Developers and applications have challenges matching the same location between data sources and sharing a location between applications. Why? In this panel, we'll look at the pros, cons, and challenges of using proprietary, open source, and/or community-built data sets; why there won't be one location database to rule them all; ways we can all work together to make sure your place is my place when our applications talk to each other; and why all of this is important.

Adam DuVander is the author of Map Scripting 101 and Executive Editor of ProgrammableWeb, the leading resource for open Web APIs. He helps developers and decision makers navigate this new, connected web and covers popular platforms like Facebook, Twitter and Google Maps. You can catch Adam speaking at many web industry events, such as O'Reilly's Web 2.0 and Where 2.0. In addition to writing and speaking, DuVander is also an active contributor to the open source mapping library, Mapstraction. Previously he wrote for Wired.com's web developer resource and dug deep into location data with Sperling's BestPlaces.

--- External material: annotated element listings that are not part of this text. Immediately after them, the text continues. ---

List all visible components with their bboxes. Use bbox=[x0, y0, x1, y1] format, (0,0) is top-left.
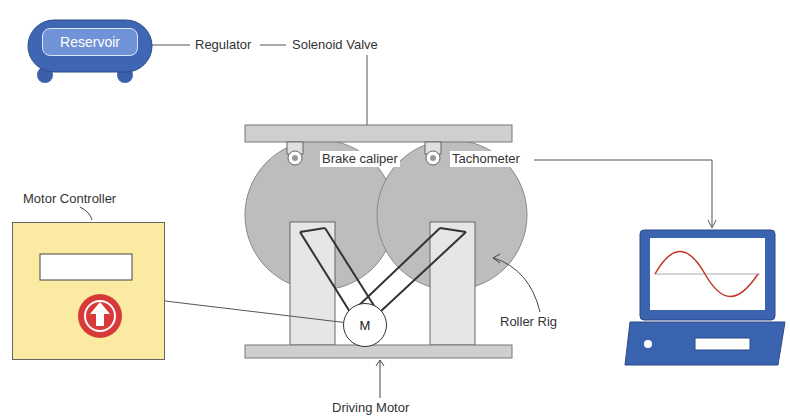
part-label: Roller Rig bbox=[498, 314, 559, 330]
brake-caliper bbox=[425, 142, 441, 165]
motor-circle: M bbox=[343, 303, 387, 347]
motor-controller-box: Motor Controller bbox=[12, 222, 165, 360]
reservoir-box: Reservoir bbox=[42, 28, 138, 56]
connector-wire bbox=[165, 301, 343, 322]
top-beam bbox=[245, 125, 512, 142]
leader-line bbox=[380, 361, 381, 398]
leader-arrow bbox=[376, 360, 384, 366]
frame-post bbox=[430, 222, 475, 345]
part-label: Driving Motor bbox=[330, 400, 411, 416]
laptop bbox=[625, 230, 785, 365]
leader-arrow bbox=[708, 220, 716, 228]
part-label: Brake caliper bbox=[320, 151, 400, 167]
reservoir-tank bbox=[28, 20, 152, 72]
leader-line bbox=[494, 258, 540, 312]
leader-arrow bbox=[493, 254, 500, 263]
drive-belt bbox=[300, 228, 466, 312]
node-text: Reservoir bbox=[60, 34, 120, 50]
frame-post bbox=[290, 222, 335, 345]
node-text: Motor Controller bbox=[21, 191, 118, 206]
air-line bbox=[367, 55, 368, 125]
part-label: Regulator bbox=[193, 37, 253, 53]
air-line bbox=[260, 45, 286, 46]
part-label: Solenoid Valve bbox=[290, 37, 380, 53]
node-text: M bbox=[360, 318, 371, 333]
controller-face bbox=[12, 222, 165, 360]
brake-caliper bbox=[287, 142, 303, 165]
air-line bbox=[150, 45, 190, 46]
part-label: Tachometer bbox=[450, 151, 522, 167]
base-plate bbox=[245, 345, 512, 358]
leader-line bbox=[534, 160, 712, 226]
leader-line bbox=[80, 207, 92, 220]
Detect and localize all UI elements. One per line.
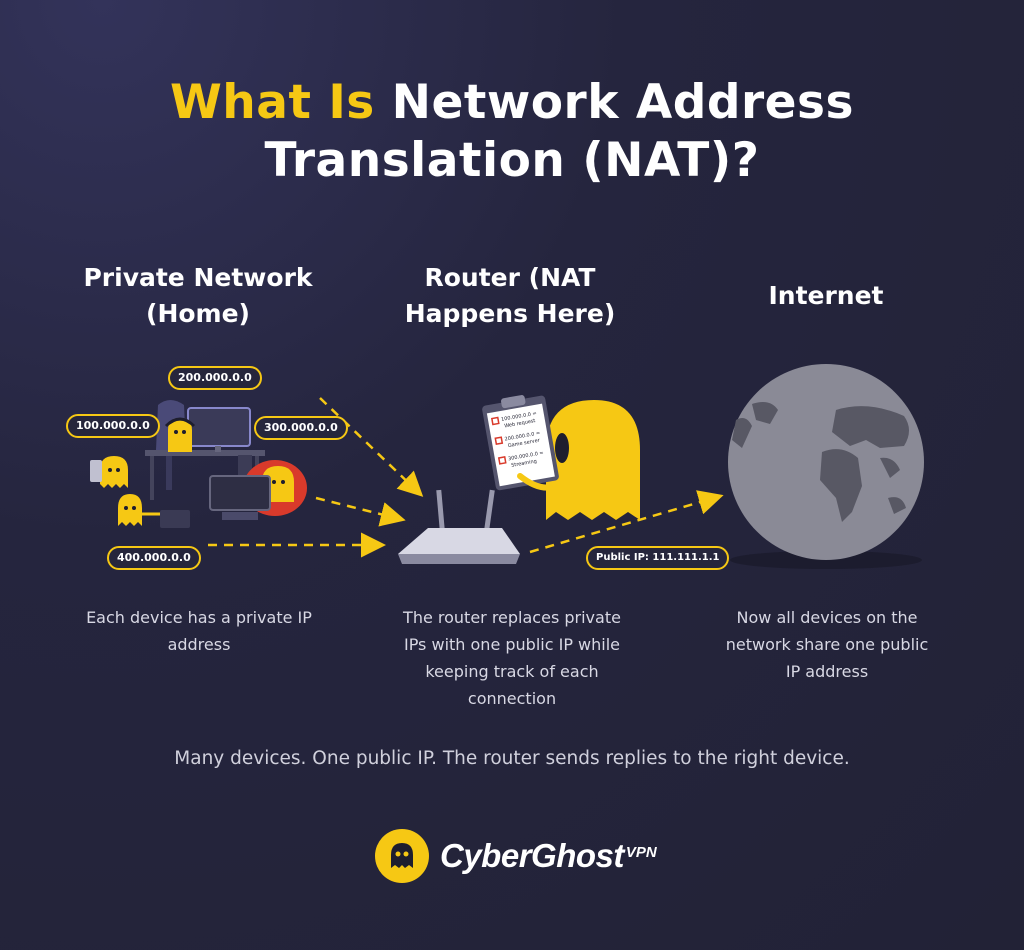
router-icon xyxy=(398,489,520,564)
laptop-icon xyxy=(209,475,271,511)
clip-entry-1-label: Web request xyxy=(504,418,536,429)
clip-entry-3-label: Streaming xyxy=(511,458,537,468)
private-network-description: Each device has a private IP address xyxy=(86,608,312,654)
brand-name: CyberGhost xyxy=(440,837,624,874)
flow-arrows xyxy=(208,397,724,558)
brand-logo: CyberGhost VPN xyxy=(374,828,657,884)
ip-badge-100: 100.000.0.0 xyxy=(66,414,160,438)
page-title: What Is Network Address Translation (NAT… xyxy=(0,74,1024,190)
clip-entry-2-label: Game server xyxy=(507,437,541,449)
phone-icon xyxy=(90,460,102,482)
ip-badge-300: 300.000.0.0 xyxy=(254,416,348,440)
brand-suffix: VPN xyxy=(625,843,657,861)
ip-badge-200: 200.000.0.0 xyxy=(168,366,262,390)
ghost-logo-icon xyxy=(375,829,429,883)
phone-ghost-icon xyxy=(90,456,128,488)
router-ghost-icon xyxy=(546,400,640,520)
globe-icon xyxy=(728,364,924,569)
clipboard-icon: 100.000.0.0 = Web request 200.000.0.0 = … xyxy=(482,395,559,491)
title-rest: Network Address xyxy=(391,75,855,130)
title-line-2: Translation (NAT)? xyxy=(264,133,760,188)
title-highlight: What Is xyxy=(169,75,375,130)
laptop-ghost-icon xyxy=(118,494,190,528)
tagline: Many devices. One public IP. The router … xyxy=(174,748,850,769)
beanbag-ghost-icon xyxy=(209,460,307,520)
router-description: The router replaces private IPs with one… xyxy=(403,608,621,708)
private-network-heading: Private Network (Home) xyxy=(83,263,313,328)
router-heading: Router (NAT Happens Here) xyxy=(404,263,616,328)
public-ip-badge: Public IP: 111.111.1.1 xyxy=(586,546,730,570)
ghost-mascot-icon xyxy=(164,417,196,452)
internet-heading: Internet xyxy=(768,281,884,310)
internet-description: Now all devices on the network share one… xyxy=(725,608,929,681)
ip-badge-400: 400.000.0.0 xyxy=(107,546,201,570)
title-line-1: What Is Network Address xyxy=(0,74,1024,132)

Josh Babetski is MapQuest's Product Evangelist and a Senior Product Manager. His role includes developer and consumer outreach and engagement and he's also responsible for several distribution products and developer services. Josh also develops geo-social gaming applications on the side.
Read more about Josh at http://joshbabetski.com and find him on many online communities as "quixado."

Co-founder & CTO of Gowalla. Ruby/ Cocoa/ JavaScript developer. Author. Indoorsman.

Director of Product at Factual; former head of Yahoo Geo Technologies. Ex- archaeologist. ATM user and bounder. Writes about semantic- and geo-technologies for O'Reilly Radar.